= Jersey Shore, Pine Creek and State Line Railroad =

The Jersey Shore, Pine Creek and State Line Railroad was a paper railroad planned in northern Pennsylvania.

The railroad was incorporated on April 11, 1853, to run from Jersey Shore, in Lycoming County, to the New York state line, up Pine Creek through Tioga, Potter and McKean Counties, or turning at Gaines from Pine Creek up Long Run to reach the state line. Alexander H. McHenry, a prominent local surveyor, was one of the original incorporators. Another was John A. Gamble, a resident of Jersey Shore and state Canal Commissioner. The charter was amended on April 4, 1854, to allow the railroad to build up the "third fork of Pine Creek" and down Crooked Creek to connect with the Tioga Railroad near Tioga.

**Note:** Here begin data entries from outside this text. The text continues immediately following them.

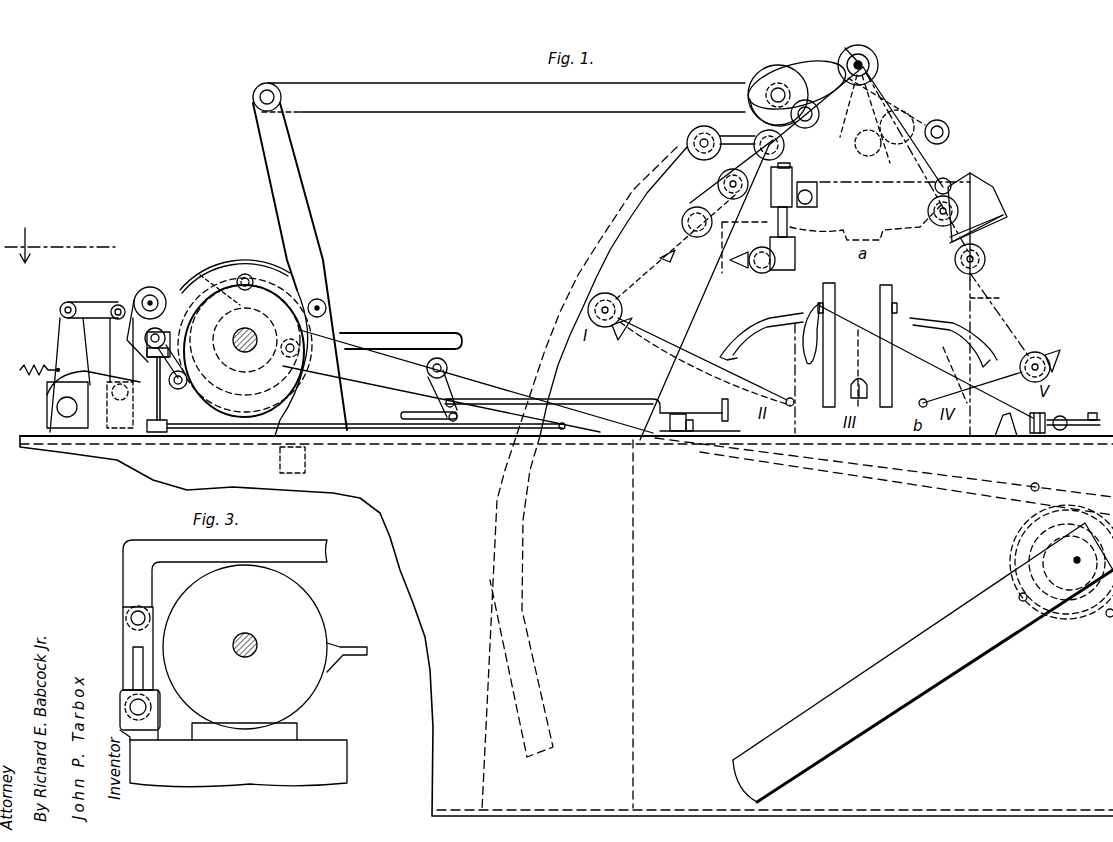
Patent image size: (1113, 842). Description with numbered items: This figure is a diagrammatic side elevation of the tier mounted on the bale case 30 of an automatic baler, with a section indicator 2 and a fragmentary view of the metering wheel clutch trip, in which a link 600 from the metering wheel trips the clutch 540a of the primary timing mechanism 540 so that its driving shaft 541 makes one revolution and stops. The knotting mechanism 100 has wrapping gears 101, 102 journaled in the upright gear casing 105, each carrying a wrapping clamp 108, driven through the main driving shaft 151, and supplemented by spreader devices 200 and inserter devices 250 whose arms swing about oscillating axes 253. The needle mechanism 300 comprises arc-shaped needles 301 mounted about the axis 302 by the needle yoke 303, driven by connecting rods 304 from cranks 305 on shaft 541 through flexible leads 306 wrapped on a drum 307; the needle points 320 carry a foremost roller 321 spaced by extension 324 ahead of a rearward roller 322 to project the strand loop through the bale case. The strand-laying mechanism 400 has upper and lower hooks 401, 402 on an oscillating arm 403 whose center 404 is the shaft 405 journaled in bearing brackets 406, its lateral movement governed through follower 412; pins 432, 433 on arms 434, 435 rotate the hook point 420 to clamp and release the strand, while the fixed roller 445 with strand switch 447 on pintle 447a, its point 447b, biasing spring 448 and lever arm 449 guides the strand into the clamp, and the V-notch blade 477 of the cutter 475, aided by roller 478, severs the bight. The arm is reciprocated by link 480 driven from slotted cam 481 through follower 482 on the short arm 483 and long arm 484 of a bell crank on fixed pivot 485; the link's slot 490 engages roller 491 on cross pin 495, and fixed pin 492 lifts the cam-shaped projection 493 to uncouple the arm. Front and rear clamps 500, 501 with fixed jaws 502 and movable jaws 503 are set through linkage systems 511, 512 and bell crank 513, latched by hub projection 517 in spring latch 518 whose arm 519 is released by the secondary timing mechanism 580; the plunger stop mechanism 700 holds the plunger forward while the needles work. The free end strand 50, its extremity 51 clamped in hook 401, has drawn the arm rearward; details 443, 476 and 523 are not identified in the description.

In FIG. 1, the section line 2 is at (60, 241).
In FIG. 1, the bale case 30 is at (732, 522).
In FIG. 3, the bale case 30 is at (333, 740).
In FIG. 1, the free end strand 50 is at (905, 362).
In FIG. 1, the extremity of free end strand 51 is at (800, 347).
In FIG. 1, the knotting mechanism 100 is at (872, 302).
In FIG. 1, the wrapping gear 101 is at (828, 410).
In FIG. 1, the wrapping gear 102 is at (886, 410).
In FIG. 1, the gear casing 105 is at (1005, 294).
In FIG. 1, the wrapping clamp 108 is at (821, 303).
In FIG. 1, the main driving shaft 151 is at (446, 332).
In FIG. 1, the spreader devices 200 is at (875, 377).
In FIG. 1, the inserter devices 250 is at (748, 322).
In FIG. 1, the oscillating axes 253 is at (790, 398).
In FIG. 1, the needle mechanism 300 is at (528, 590).
In FIG. 1, the needles 301 is at (590, 244).
In FIG. 1, the needle axis 302 is at (1077, 562).
In FIG. 1, the needle yoke 303 is at (885, 660).
In FIG. 1, the connecting rods 304 is at (950, 490).
In FIG. 1, the cranks 305 is at (345, 412).
In FIG. 1, the flexible leads 306 is at (1012, 535).
In FIG. 1, the drum 307 is at (1005, 562).
In FIG. 1, the needle points 320 is at (687, 146).
In FIG. 1, the foremost roller 321 is at (785, 151).
In FIG. 1, the rearward roller 322 is at (688, 132).
In FIG. 1, the extension 324 is at (734, 129).
In FIG. 1, the strand-laying mechanism 400 is at (834, 161).
In FIG. 1, the upper hook 401 is at (718, 187).
In FIG. 1, the lower hook 402 is at (624, 315).
In FIG. 1, the oscillating arm 403 is at (690, 236).
In FIG. 1, the center of oscillation 404 is at (866, 60).
In FIG. 1, the supporting shaft 405 is at (872, 65).
In FIG. 1, the bearing brackets 406 is at (845, 50).
In FIG. 1, the cam follower 412 is at (820, 115).
In FIG. 1, the hook point 420 is at (740, 177).
In FIG. 1, the forward pin 432 is at (948, 180).
In FIG. 1, the rearward pin 433 is at (818, 200).
In FIG. 1, the arm 434 is at (990, 184).
In FIG. 1, the arm 435 is at (630, 331).
In FIG. 1, the pulley 443 is at (1000, 428).
In FIG. 1, the lay feed roller 445 is at (770, 272).
In FIG. 1, the strand switch 447 is at (737, 270).
In FIG. 1, the pintle 447a is at (790, 218).
In FIG. 1, the switch point 447b is at (688, 253).
In FIG. 1, the spring 448 is at (796, 244).
In FIG. 1, the lever arm 449 is at (793, 171).
In FIG. 1, the strand cutter 475 is at (1005, 220).
In FIG. 1, the plate edge 476 is at (998, 201).
In FIG. 1, the V-notch cutting blade 477 is at (993, 238).
In FIG. 1, the strand engaging roller 478 is at (688, 212).
In FIG. 1, the link 480 is at (488, 79).
In FIG. 1, the slotted cam 481 is at (347, 390).
In FIG. 1, the follower 482 is at (205, 268).
In FIG. 1, the short arm of bell crank 483 is at (262, 272).
In FIG. 1, the long arm of bell crank 484 is at (308, 196).
In FIG. 1, the fixed pivot 485 is at (326, 304).
In FIG. 1, the slot 490 is at (758, 73).
In FIG. 1, the roller 491 is at (774, 80).
In FIG. 1, the fixed pin 492 is at (950, 130).
In FIG. 1, the cam-shaped frontal projection 493 is at (950, 87).
In FIG. 1, the cross pin 495 is at (770, 88).
In FIG. 1, the front bale case clamps 500 is at (1077, 467).
In FIG. 1, the rear bale case clamps 501 is at (702, 402).
In FIG. 1, the fixed jaws 502 is at (640, 440).
In FIG. 1, the movable jaws 503 is at (680, 433).
In FIG. 1, the linkage system 511 is at (405, 431).
In FIG. 1, the linkage system 512 is at (447, 362).
In FIG. 1, the bell crank 513 is at (170, 418).
In FIG. 1, the crank hub projection 517 is at (147, 363).
In FIG. 1, the spring latch 518 is at (133, 300).
In FIG. 1, the latch arm 519 is at (165, 300).
In FIG. 1, the belt 523 is at (622, 310).
In FIG. 1, the primary timing mechanism 540 is at (228, 262).
In FIG. 1, the clutch 540a is at (292, 270).
In FIG. 3, the clutch 540a is at (322, 612).
In FIG. 1, the driving shaft 541 is at (233, 340).
In FIG. 3, the driving shaft 541 is at (258, 642).
In FIG. 1, the secondary timing mechanism 580 is at (302, 292).
In FIG. 3, the metering mechanism 600 is at (342, 531).
In FIG. 1, the plunger stop mechanism 700 is at (34, 415).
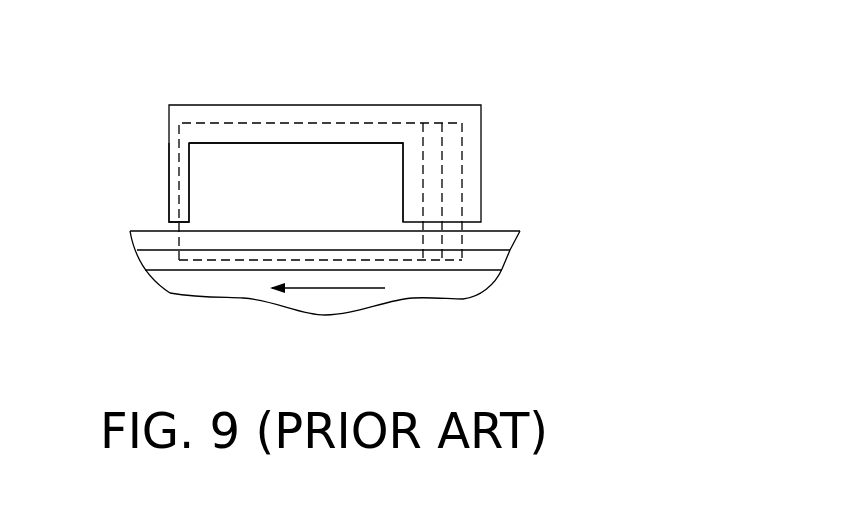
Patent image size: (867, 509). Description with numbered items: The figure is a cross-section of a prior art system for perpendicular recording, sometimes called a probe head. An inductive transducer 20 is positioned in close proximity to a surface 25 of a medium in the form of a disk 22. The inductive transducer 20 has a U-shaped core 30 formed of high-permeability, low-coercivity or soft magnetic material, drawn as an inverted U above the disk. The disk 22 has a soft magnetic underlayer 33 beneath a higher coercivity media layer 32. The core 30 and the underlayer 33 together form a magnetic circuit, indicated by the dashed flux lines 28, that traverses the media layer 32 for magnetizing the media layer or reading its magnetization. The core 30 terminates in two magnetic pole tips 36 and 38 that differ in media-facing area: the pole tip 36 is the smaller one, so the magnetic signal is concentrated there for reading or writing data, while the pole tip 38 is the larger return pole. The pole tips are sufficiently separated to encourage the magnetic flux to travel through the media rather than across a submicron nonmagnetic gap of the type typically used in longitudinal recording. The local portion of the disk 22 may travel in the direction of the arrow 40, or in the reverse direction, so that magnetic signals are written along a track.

The inductive transducer 20 is at (486, 71).
The disk 22 is at (527, 291).
The surface 25 is at (504, 224).
The flux lines 28 is at (260, 123).
The U-shaped core 30 is at (362, 104).
The media layer 32 is at (150, 243).
The soft magnetic underlayer 33 is at (432, 268).
The magnetic pole tip 36 is at (169, 222).
The magnetic pole tip 38 is at (403, 222).
The arrow 40 is at (323, 290).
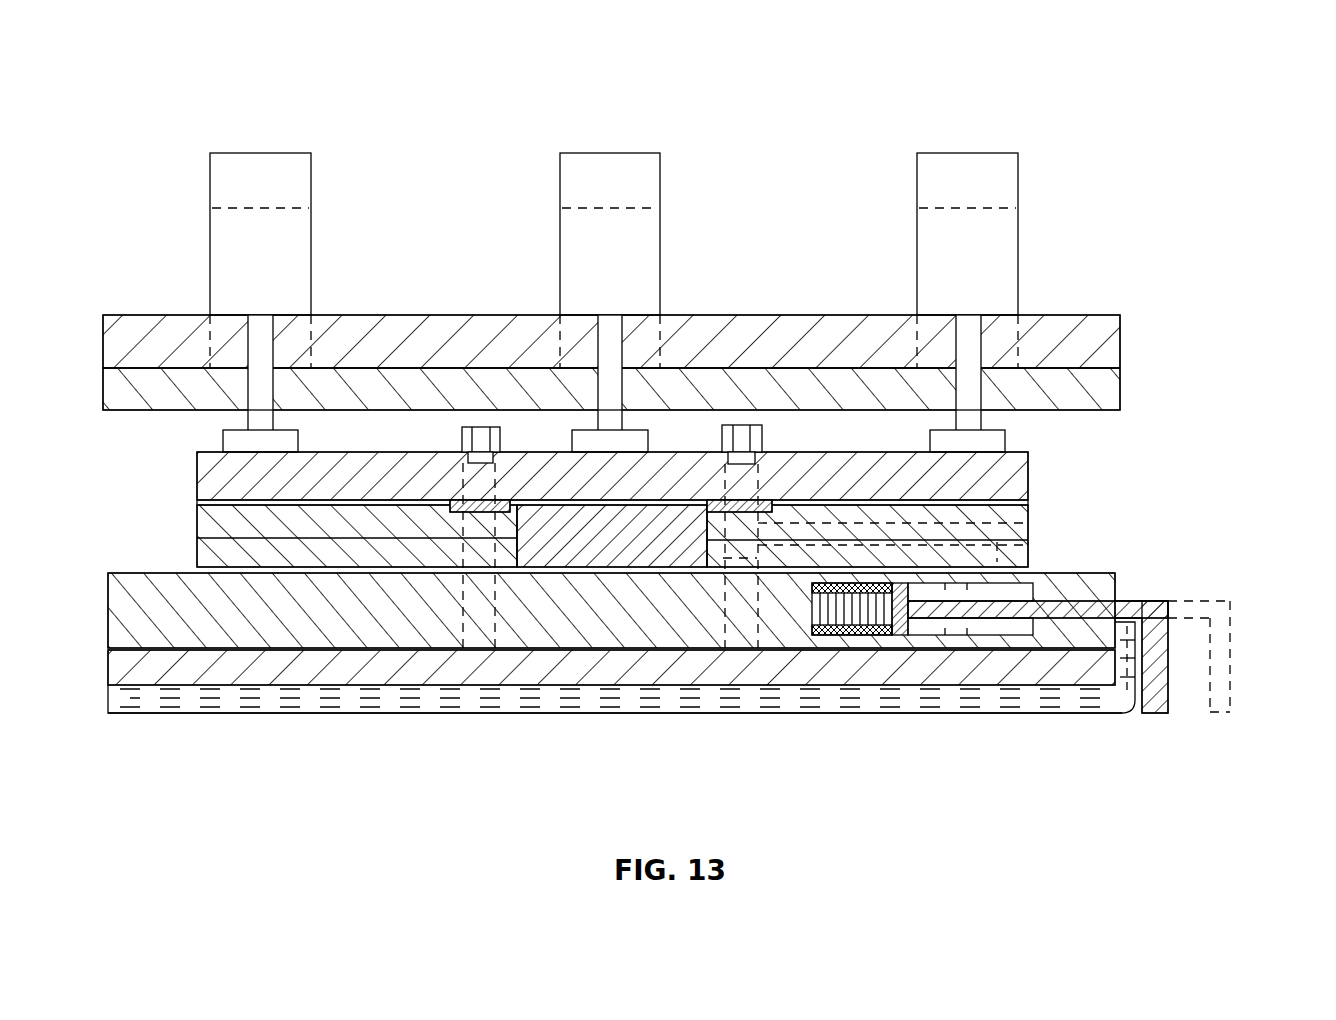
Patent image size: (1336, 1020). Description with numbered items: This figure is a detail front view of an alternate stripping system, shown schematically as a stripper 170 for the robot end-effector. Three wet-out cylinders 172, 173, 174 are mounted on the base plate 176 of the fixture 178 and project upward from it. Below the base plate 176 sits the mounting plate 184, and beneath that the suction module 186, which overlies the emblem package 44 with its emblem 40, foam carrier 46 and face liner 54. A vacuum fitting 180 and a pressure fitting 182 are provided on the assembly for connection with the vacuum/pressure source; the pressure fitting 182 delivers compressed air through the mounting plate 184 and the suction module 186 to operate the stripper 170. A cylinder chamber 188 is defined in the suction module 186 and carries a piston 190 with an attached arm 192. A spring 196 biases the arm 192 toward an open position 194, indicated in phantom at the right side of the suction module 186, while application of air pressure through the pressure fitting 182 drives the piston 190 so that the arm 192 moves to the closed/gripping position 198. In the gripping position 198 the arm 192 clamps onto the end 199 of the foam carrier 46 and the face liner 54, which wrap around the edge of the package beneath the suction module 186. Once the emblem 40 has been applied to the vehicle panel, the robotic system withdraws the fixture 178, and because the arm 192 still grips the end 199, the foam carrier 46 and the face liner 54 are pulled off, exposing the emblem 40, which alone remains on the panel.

The emblem 40 is at (285, 666).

Another supplement, on March 25, 1856, allowed the railroad to build a branch up the "first fork of Pine Creek" to the Larrys Creek Plank Road at English Center and on up Blockhouse Creek to reach Blossburg, site of coal mines and the terminus of the Tioga Railroad. Despite this legislative activity, little work took place, and the company was quiescent for several years.

A revival of the corporation took place in 1864, directed by Francis Hughes. The charter was amended on April 14, 1864, to permit the construction of the branch to Tioga via Marsh Creek (the "third fork of Pine Creek") and Crooked Creek once the main line had been located as far as Manchester, on the third fork, and also allowed it to construct branches to the Philadelphia and Erie Railroad from Jersey Shore, or to any other railroad in Clinton or Lycoming Counties. A final amendment to the charter on March 21, 1865, allowed the company to change its name. While a new survey was run, the enterprise again failed to go forward.

A local history states that the "name was merged into the Jersey Shore, Pine Creek and Buffalo Railway" in 1870, but that railroad possessed a separate charter, and no corporate merger ever seems to have taken place. That company did succeed in building a line from Jersey Shore up Pine Creek and then Marsh Creek to a junction with the Fall Brook Railway, which had built south from Tioga. Some grading was done along Pine Creek to the west of Marsh Creek, but was sold to the Coudersport and Port Allegany Railroad and never completed as a through line.